Лицо Ванденгейма налилось кровью. Забыв, что он разговаривает не с Долласом, а с советником президента, он зарычал:
– К чертям эти глупости, Гарри! Посадить мне на шею десятки, сотни тысяч паразитов?! Я делаю доллары не для того, чтобы затыкать ими глотки рабочих. Я не хочу, чтобы из-за вашей филантропии сотни тысяч, миллионы бездельников разевали рты на мой хлеб. Да, у меня миллионы. Да, у меня миллиарды! Да, я богат. Но какой черт вам сказал, что я не смогу стать еще богаче, если не буду кормить нахлебников, которые сегодня в Улиссвилле требовали вашей проклятой справедливости.
В течение этой речи Гопкинс успел совершенно успокоиться. Его черты приобрели выражение расчетливой деловитости и официальной сдержанности. Теперь он смотрел на беснующегося собеседника с выражением снисхождения. Как только ему удалось вставить реплику, Гопкинс проговорил тоном доброго учителя, поучающего не в меру расходившегося ученика.
– Неужели вы не понимаете? Когда я говорю «Рузвельт или революция», я ни на йоту не изменяю тому, что говорил вам прежде. Американский народ дошел до той грани, когда ему нельзя не дать хотя бы суррогата справедливости, о котором так любит болтать наш общий друг Синклер. Будьте умницей, Джон, приберите к рукам искусство, займитесь философией…

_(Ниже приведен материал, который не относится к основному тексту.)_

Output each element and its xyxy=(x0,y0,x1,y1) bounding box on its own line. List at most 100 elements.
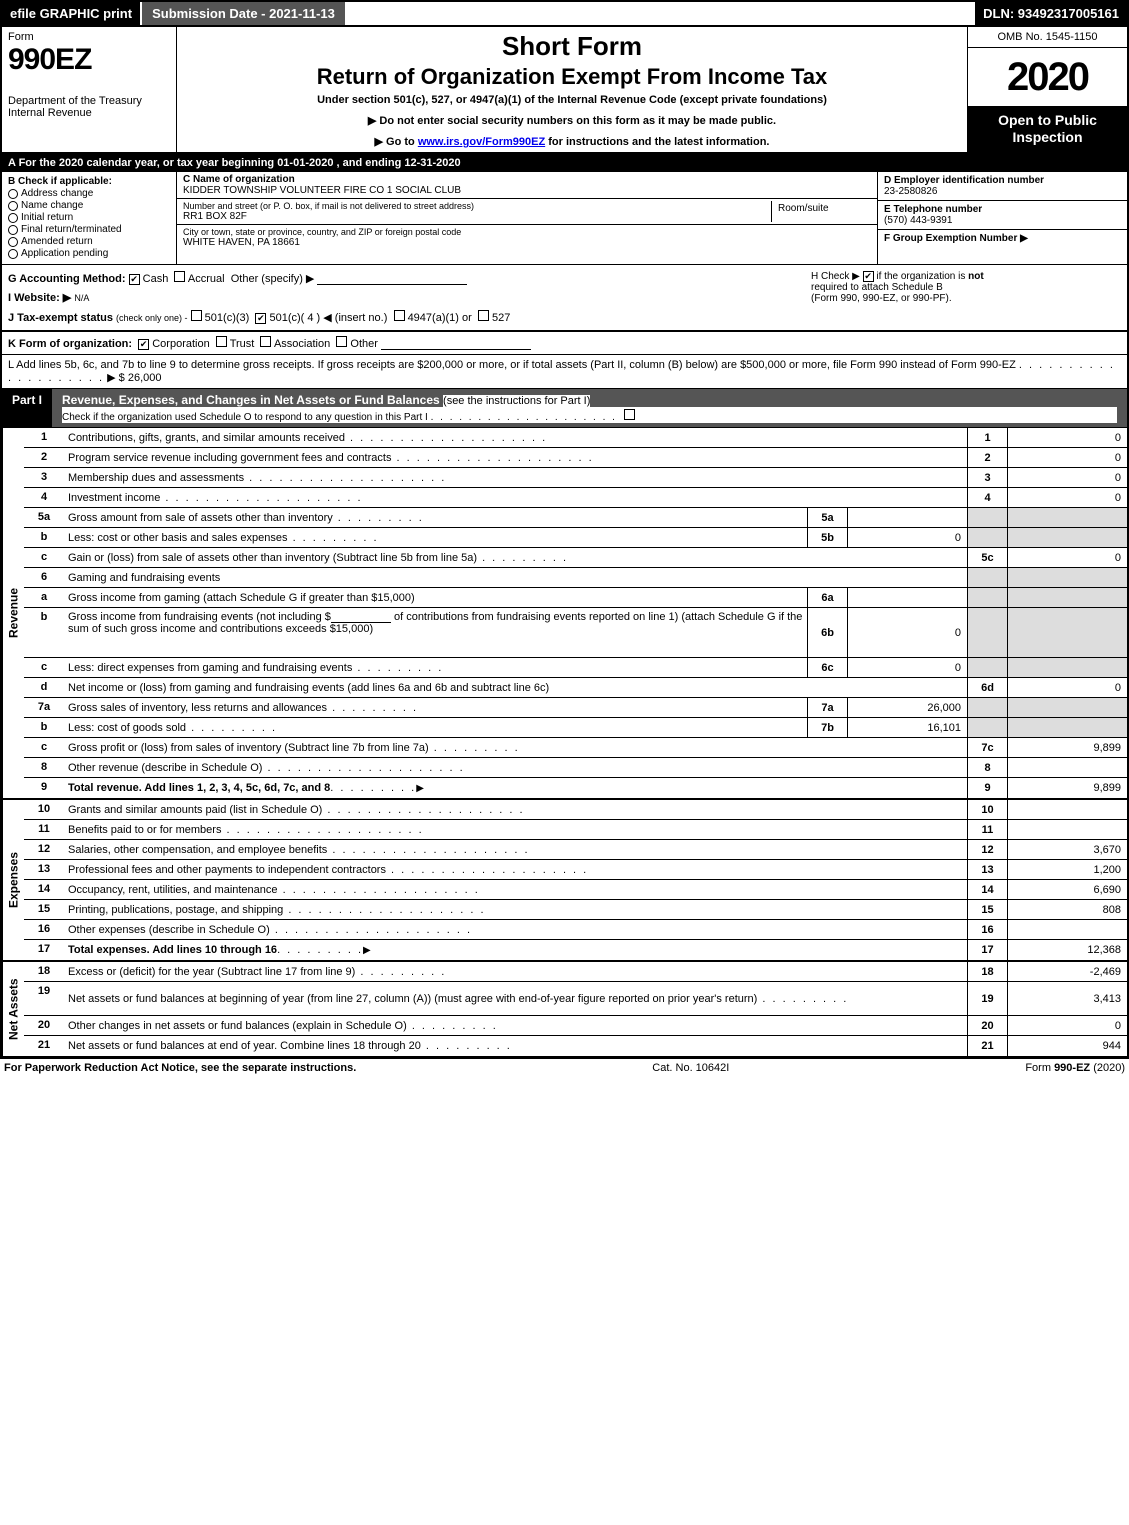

– Меня тошнит от философии!
Но Гопкинс только рассмеялся в ответ и, не меняя тона, продолжал поучать:
– Можете не любить ее, но найдите средства еще и еще раз доказывать ста сорока миллионам простых американцев, что великая справедливость вовсе не в том, чтобы у вас не было золотых ванн, а в том, чтобы эти простые американцы имели эмалированные или хотя бы цинковые ванны.
Глаза Гопкинса делались все более злыми. Он поднял пустой бокал, постучал его краем по бутылке и, прищурившись, прислушался к тонкому долгому звуку, издаваемому хрусталем. Не глядя на собеседника, медленно процедил сквозь зубы:
– И их женам пока вовсе не нужны каблуки с бриллиантами. Дайте им цветные стеклышки. Иначе у вас отберут ваши бриллианты. Поняли?
– Я хочу, чтобы их было не сто сорок миллионов, а по крайней мере вдвое меньше. Ровно столько, сколько нужно для того, чтобы двигать мою машину… ни одним человеком больше.
– Это утопия, Джон. Глупейшая утопия, которая когда-либо владела человеческими умами.
– А война! При нынешних средствах истребления мы можем перемолоть миллионы, десятки миллионов не нужных нам людей.
Черты Гопкинса застыли. Он проговорил:
– Не то, Джон, не то! Это не к лицу тому, кто хочет говорить об овладении всем миром. Имейте в виду, что только в том случае, если массы будут верить хозяевам, верить вам и бояться вас, вам удастся поднять их на действия, необходимые для распространения вашей власти. Всякая масса, в том числе и американская, пойдет за вами, если будет уверена, что действует во имя цивилизации, во имя той самой справедливости, которой она так яростно добивается для себя самой… – Гопкинс задумался, потом продолжал: – Никогда не забывайте, Джон, что массе нужны идеалы. – При этих словах Гопкинс положил руку на плечо собеседника. – Помните мои слова, Джон: если Советам удастся осуществить еще хотя бы две своих пятилетки, – а это им, по-видимому, удастся, – они будут продолжать такими же темпами улучшать положение масс в своей стране. Если нам, при нашей системе, не удастся продвинуть жизнь вперед, то не найдется таких говорунов ни в нашей партии, ни в вашей, которые сумели бы отговорить американцев испробовать у себя то, что так здорово получается у русских… В этом все дело.